I have a file where I export constants.
export const PASSWORD_MISMATCH_ERROR = 'Passwords not match!';
export const USER_NOT_FOUND_ERROR = 'User not found';
export const WRONG_PASSWORD_ERROR = 'The password is incorrect';
export const UNAUTHORIZED = 'User unauthorized';
How do I make it so that I don't have to export each constant separately?
CodePudding user response:
The ECMAScript 262 specification allows this trivially. Even though I don't expect the module syntax introduced by Common-JS, to be ever removed from Node.js, new Node applications shouldn't use it as it's a remnant from the time before modules were standardized by ECMA, borne out of sheer necessity (which is understandable).

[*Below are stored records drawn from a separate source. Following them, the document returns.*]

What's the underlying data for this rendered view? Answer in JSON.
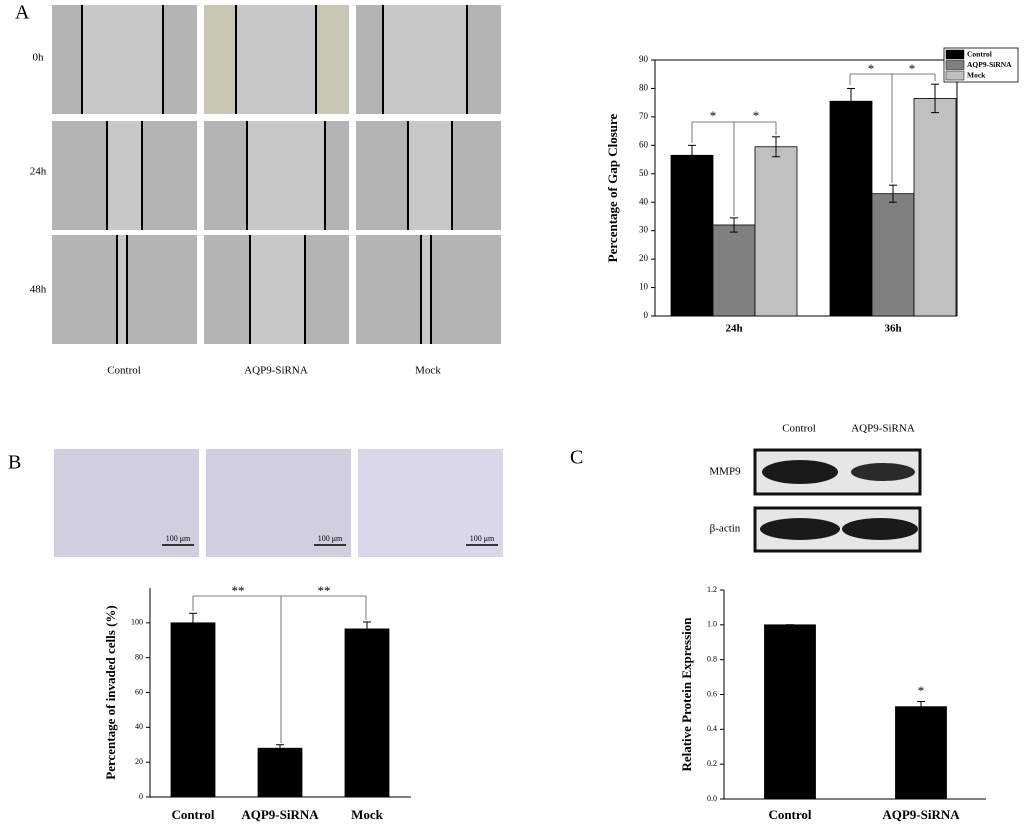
{
  "panel_labels": [
    "A",
    "B",
    "C"
  ],
  "wound_healing": {
    "time_labels": [
      "0h",
      "24h",
      "48h"
    ],
    "group_labels": [
      "Control",
      "AQP9-SiRNA",
      "Mock"
    ]
  },
  "transwell": {
    "scale_bars": [
      "100 μm",
      "100 μm",
      "100 μm"
    ]
  },
  "western_blot": {
    "lanes": [
      "Control",
      "AQP9-SiRNA"
    ],
    "bands": [
      "MMP9",
      "β-actin"
    ]
  },
  "chart_data": [
    {
      "type": "bar",
      "y_label": "Percentage of Gap Closure",
      "categories": [
        "24h",
        "36h"
      ],
      "series": [
        {
          "name": "Control",
          "color": "#000000",
          "values": [
            56.5,
            75.5
          ],
          "errors": [
            3.5,
            4.5
          ]
        },
        {
          "name": "AQP9-SiRNA",
          "color": "#808080",
          "values": [
            32,
            43
          ],
          "errors": [
            2.5,
            3
          ]
        },
        {
          "name": "Mock",
          "color": "#c0c0c0",
          "values": [
            59.5,
            76.5
          ],
          "errors": [
            3.5,
            5
          ]
        }
      ],
      "ylim": [
        0,
        90
      ],
      "yticks": [
        0,
        10,
        20,
        30,
        40,
        50,
        60,
        70,
        80,
        90
      ],
      "legend": "top-right",
      "annotations": [
        "*",
        "*",
        "*",
        "*"
      ]
    },
    {
      "type": "bar",
      "y_label": "Percentage of invaded cells (%)",
      "categories": [
        "Control",
        "AQP9-SiRNA",
        "Mock"
      ],
      "values": [
        100,
        28,
        96.5
      ],
      "errors": [
        5.5,
        2,
        4
      ],
      "color": "#000000",
      "ylim": [
        0,
        120
      ],
      "yticks": [
        0,
        20,
        40,
        60,
        80,
        100
      ],
      "annotations": [
        "**",
        "**"
      ]
    },
    {
      "type": "bar",
      "y_label": "Relative Protein Expression",
      "categories": [
        "Control",
        "AQP9-SiRNA"
      ],
      "values": [
        1.0,
        0.53
      ],
      "errors": [
        0,
        0.03
      ],
      "color": "#000000",
      "ylim": [
        0,
        1.2
      ],
      "yticks": [
        {
          "value": 0,
          "label": "0.0"
        },
        0.2,
        0.4,
        0.6,
        0.8,
        {
          "value": 1,
          "label": "1.0"
        },
        1.2
      ],
      "annotations": [
        "*"
      ]
    }
  ]
}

Below are some solutions with ECMAScript modules instead, something that your application evidently uses:
const PASSWORD_MISMATCH_ERROR = 'Passwords not match!';
const USER_NOT_FOUND_ERROR = 'User not found';
const WRONG_PASSWORD_ERROR = 'The password is incorrect';
const UNAUTHORIZED = 'User unauthorized';
export { PASSWORD_MISMATCH_ERROR, USER_NOT_FOUND_ERROR, WRONG_PASSWORD_ERROR, UNAUTHORIZED };
It may seem your problem is elegance of expression, so you can use one const
keyword for multiple definitions:
const
PASSWORD_MISMATCH_ERROR = 'Passwords not match!',
USER_NOT_FOUND_ERROR = 'User not found',
WRONG_PASSWORD_ERROR = 'The password is incorrect',
UNAUTHORIZED = 'User unauthorized';
But then you still end up repeating every identifier twice -- once during declaration in the module and the second time for exporting it.

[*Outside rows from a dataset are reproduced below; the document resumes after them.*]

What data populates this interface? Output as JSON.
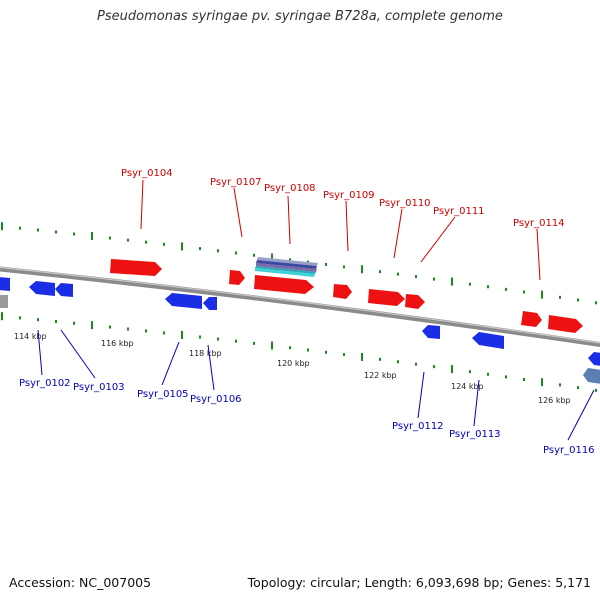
{
  "title": "Pseudomonas syringae pv. syringae B728a, complete genome",
  "footer": {
    "accession": "Accession: NC_007005",
    "summary": "Topology: circular; Length: 6,093,698 bp; Genes: 5,171"
  },
  "colors": {
    "forward_gene": "#ee1111",
    "reverse_gene": "#1a2ee6",
    "rna_gene": "#2aa7b8",
    "pseudo_gene": "#5a7fb0",
    "backbone": "#808080",
    "tick_mark": "#1a8a1a"
  },
  "scale_labels": [
    "114 kbp",
    "116 kbp",
    "118 kbp",
    "120 kbp",
    "122 kbp",
    "124 kbp",
    "126 kbp"
  ],
  "forward_genes": [
    "Psyr_0104",
    "Psyr_0107",
    "Psyr_0108",
    "Psyr_0109",
    "Psyr_0110",
    "Psyr_0111",
    "Psyr_0114"
  ],
  "reverse_genes": [
    "Psyr_0102",
    "Psyr_0103",
    "Psyr_0105",
    "Psyr_0106",
    "Psyr_0112",
    "Psyr_0113",
    "Psyr_0116"
  ]
}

Instead, you can define and export a dictionary, utilizing object destructuring on the importing side:
export const errors = {
PASSWORD_MISMATCH_ERROR: 'Passwords not match!',
USER_NOT_FOUND_ERROR: 'User not found',
WRONG_PASSWORD_ERROR: 'The password is incorrect',
UNAUTHORIZED: 'User unauthorized'
};
import { errors } from "the-above-module";
const { PASSWORD_MISMATCH_ERROR, USER_NOT_FOUND_ERROR, WRONG_PASSWORD_ERROR, UNAUTHORIZED } = errors;
CodePudding user response:
You can use module.exports
const PASSWORD_MISMATCH_ERROR = 'Passwords not match!';
const USER_NOT_FOUND_ERROR = 'User not found';
const WRONG_PASSWORD_ERROR = 'The password is incorrect';
const UNAUTHORIZED = 'User unauthorized';
module.exports = {
PASSWORD_MISMATCH_ERROR,
USER_NOT_FOUND_ERROR,
WRONG_PASSWORD_ERROR,
UNAUTHORIZED
}
and then in the file where you want to import, you can either using normal way or by object destructuring.

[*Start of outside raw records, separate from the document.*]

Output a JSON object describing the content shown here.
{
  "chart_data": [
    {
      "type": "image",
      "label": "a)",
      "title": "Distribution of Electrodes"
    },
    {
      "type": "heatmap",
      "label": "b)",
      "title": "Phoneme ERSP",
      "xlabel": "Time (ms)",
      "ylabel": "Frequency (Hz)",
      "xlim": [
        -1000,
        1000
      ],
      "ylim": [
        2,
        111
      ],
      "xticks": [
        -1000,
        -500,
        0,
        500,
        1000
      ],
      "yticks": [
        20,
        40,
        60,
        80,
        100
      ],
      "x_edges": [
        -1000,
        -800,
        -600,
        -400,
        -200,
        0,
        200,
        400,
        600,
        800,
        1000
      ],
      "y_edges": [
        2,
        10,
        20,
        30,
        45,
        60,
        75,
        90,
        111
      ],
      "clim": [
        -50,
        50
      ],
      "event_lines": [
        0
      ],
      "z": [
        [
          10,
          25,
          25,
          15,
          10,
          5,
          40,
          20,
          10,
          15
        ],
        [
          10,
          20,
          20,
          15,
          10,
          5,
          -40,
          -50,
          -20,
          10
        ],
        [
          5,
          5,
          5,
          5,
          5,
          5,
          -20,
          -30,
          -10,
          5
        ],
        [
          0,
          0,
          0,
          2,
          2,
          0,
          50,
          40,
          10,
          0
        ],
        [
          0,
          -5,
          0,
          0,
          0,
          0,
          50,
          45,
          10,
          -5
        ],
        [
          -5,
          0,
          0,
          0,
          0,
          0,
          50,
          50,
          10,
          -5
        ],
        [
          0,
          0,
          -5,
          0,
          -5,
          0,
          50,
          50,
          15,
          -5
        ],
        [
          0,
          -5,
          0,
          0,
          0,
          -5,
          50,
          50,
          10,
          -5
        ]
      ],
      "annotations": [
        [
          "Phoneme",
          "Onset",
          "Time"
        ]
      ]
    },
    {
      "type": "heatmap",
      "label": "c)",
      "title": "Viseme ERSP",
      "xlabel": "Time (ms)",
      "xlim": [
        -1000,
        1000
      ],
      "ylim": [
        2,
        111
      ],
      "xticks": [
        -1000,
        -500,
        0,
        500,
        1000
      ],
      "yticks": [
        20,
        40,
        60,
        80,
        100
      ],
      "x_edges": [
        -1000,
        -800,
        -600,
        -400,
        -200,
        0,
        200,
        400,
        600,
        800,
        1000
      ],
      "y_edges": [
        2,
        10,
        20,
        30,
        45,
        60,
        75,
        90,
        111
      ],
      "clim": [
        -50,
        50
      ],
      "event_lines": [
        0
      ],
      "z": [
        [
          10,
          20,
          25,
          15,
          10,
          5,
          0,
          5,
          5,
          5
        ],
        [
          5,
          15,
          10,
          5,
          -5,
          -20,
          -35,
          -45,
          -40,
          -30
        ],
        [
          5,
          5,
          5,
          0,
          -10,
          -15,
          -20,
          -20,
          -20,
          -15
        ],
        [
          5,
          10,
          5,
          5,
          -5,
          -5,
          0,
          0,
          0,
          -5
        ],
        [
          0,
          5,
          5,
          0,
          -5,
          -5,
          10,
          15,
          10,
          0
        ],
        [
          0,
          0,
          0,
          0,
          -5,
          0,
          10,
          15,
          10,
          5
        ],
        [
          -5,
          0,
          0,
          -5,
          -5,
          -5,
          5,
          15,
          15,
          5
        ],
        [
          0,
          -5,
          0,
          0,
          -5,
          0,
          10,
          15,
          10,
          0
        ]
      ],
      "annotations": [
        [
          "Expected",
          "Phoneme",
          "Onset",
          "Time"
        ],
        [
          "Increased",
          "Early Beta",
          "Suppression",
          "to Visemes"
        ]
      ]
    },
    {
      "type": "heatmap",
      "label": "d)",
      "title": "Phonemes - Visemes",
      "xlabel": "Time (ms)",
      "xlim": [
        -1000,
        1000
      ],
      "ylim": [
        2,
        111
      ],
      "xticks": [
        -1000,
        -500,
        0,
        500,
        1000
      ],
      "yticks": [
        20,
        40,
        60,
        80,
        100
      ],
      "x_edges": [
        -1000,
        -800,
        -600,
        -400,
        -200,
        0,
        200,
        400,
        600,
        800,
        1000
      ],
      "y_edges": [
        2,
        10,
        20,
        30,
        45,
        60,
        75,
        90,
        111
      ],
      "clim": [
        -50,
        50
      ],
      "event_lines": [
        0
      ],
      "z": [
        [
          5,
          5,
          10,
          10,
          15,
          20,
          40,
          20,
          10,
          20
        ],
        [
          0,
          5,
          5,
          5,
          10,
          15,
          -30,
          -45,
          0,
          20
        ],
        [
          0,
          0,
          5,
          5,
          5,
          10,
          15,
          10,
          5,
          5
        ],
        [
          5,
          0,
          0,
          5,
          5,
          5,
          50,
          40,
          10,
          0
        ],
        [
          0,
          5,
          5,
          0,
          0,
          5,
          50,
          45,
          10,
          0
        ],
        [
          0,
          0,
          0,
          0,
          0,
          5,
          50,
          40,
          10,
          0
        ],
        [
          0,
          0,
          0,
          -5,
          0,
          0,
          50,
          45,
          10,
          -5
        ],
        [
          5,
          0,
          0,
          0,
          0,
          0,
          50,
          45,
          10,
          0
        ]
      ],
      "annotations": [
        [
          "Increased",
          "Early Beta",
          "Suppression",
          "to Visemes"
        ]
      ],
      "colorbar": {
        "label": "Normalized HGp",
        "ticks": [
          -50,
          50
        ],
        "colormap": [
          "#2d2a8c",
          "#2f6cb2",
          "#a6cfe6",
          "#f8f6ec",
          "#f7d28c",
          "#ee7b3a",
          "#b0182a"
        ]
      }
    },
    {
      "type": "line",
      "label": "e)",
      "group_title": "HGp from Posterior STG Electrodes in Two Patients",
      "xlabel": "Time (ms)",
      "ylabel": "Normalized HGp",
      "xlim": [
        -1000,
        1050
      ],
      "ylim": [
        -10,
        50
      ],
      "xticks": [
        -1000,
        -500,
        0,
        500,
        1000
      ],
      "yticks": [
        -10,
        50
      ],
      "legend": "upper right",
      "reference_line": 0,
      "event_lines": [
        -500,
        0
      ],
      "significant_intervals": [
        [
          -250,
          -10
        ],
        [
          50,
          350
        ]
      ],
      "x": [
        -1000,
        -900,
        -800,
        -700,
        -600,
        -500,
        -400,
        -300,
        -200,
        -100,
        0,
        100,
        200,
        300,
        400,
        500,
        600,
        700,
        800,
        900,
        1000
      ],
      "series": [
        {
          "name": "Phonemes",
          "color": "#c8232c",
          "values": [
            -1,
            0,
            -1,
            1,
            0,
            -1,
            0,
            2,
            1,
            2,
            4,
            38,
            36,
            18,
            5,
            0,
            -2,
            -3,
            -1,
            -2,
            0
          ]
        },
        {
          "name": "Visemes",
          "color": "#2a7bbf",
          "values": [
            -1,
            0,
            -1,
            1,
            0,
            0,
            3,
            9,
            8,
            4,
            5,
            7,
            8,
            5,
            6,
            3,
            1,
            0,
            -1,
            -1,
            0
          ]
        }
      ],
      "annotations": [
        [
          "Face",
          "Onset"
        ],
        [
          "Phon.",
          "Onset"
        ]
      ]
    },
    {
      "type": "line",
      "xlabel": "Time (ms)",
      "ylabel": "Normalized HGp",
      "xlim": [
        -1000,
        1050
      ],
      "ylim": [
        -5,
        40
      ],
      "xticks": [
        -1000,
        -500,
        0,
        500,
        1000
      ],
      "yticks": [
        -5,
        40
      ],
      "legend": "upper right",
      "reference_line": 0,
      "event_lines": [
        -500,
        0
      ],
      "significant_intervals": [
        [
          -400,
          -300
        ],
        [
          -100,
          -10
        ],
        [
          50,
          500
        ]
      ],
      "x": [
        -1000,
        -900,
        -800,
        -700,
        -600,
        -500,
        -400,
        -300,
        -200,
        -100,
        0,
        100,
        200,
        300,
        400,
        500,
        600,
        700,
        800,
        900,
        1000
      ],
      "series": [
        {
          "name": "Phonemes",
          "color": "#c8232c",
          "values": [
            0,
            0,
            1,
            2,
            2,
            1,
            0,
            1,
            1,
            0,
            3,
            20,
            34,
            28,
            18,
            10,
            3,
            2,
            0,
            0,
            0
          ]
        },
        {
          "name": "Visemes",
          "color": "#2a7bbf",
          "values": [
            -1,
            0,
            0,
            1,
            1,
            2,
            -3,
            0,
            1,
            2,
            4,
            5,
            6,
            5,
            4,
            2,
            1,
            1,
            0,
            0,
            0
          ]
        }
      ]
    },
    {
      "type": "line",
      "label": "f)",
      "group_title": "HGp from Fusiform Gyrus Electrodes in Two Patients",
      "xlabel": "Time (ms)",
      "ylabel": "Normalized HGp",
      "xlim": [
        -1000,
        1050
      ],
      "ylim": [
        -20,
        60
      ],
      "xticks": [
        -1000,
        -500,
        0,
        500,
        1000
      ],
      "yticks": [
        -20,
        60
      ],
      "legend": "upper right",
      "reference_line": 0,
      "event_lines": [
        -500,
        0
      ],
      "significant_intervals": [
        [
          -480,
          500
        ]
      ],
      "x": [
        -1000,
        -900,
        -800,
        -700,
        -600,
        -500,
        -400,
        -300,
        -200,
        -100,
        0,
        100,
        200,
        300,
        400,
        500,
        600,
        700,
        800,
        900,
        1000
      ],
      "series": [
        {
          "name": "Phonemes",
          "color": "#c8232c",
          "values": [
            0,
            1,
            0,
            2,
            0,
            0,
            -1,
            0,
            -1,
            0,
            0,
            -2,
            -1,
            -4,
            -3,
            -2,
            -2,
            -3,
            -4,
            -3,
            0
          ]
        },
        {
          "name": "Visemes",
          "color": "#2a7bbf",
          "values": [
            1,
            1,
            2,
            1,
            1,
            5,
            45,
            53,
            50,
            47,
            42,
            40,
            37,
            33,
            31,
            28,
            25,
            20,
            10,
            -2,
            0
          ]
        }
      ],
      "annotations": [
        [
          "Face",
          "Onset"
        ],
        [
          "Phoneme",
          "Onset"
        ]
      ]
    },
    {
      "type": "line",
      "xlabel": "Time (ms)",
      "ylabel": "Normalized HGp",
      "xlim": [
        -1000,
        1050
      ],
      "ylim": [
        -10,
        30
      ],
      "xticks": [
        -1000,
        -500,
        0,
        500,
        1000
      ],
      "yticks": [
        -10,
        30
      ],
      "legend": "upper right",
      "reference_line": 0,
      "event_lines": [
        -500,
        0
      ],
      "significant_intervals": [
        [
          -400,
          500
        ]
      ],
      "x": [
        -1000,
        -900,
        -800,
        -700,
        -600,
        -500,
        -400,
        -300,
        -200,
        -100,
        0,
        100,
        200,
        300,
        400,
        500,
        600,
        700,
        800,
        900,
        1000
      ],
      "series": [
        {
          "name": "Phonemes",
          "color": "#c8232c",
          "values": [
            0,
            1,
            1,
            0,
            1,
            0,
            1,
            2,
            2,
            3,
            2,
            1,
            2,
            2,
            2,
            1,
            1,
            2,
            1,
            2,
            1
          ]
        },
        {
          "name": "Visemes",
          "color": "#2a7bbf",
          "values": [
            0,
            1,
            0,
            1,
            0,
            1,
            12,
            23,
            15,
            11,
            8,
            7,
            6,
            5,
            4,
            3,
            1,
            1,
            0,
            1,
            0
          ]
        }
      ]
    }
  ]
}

const constants = require('path to the file');
and access it like constants.UNAUTHORIZED
OR
const {PASSWORD_MISMATCH_ERROR, USER_NOT_FOUND_ERROR, WRONG_PASSWORD_ERROR, UNAUTHORIZED } = require('path to the file');
CodePudding user response:
You can export them all as a config together:
export const ERRORS = {
PASSWORD_MISMATCH_ERROR: 'Passwords not match!',
USER_NOT_FOUND_ERROR: 'User not found',
WRONG_PASSWORD_ERROR: 'The password is incorrect',
UNAUTHORIZED: 'User unauthorized',
}
Now, when you add some new variable, you don't have to explicitly export it.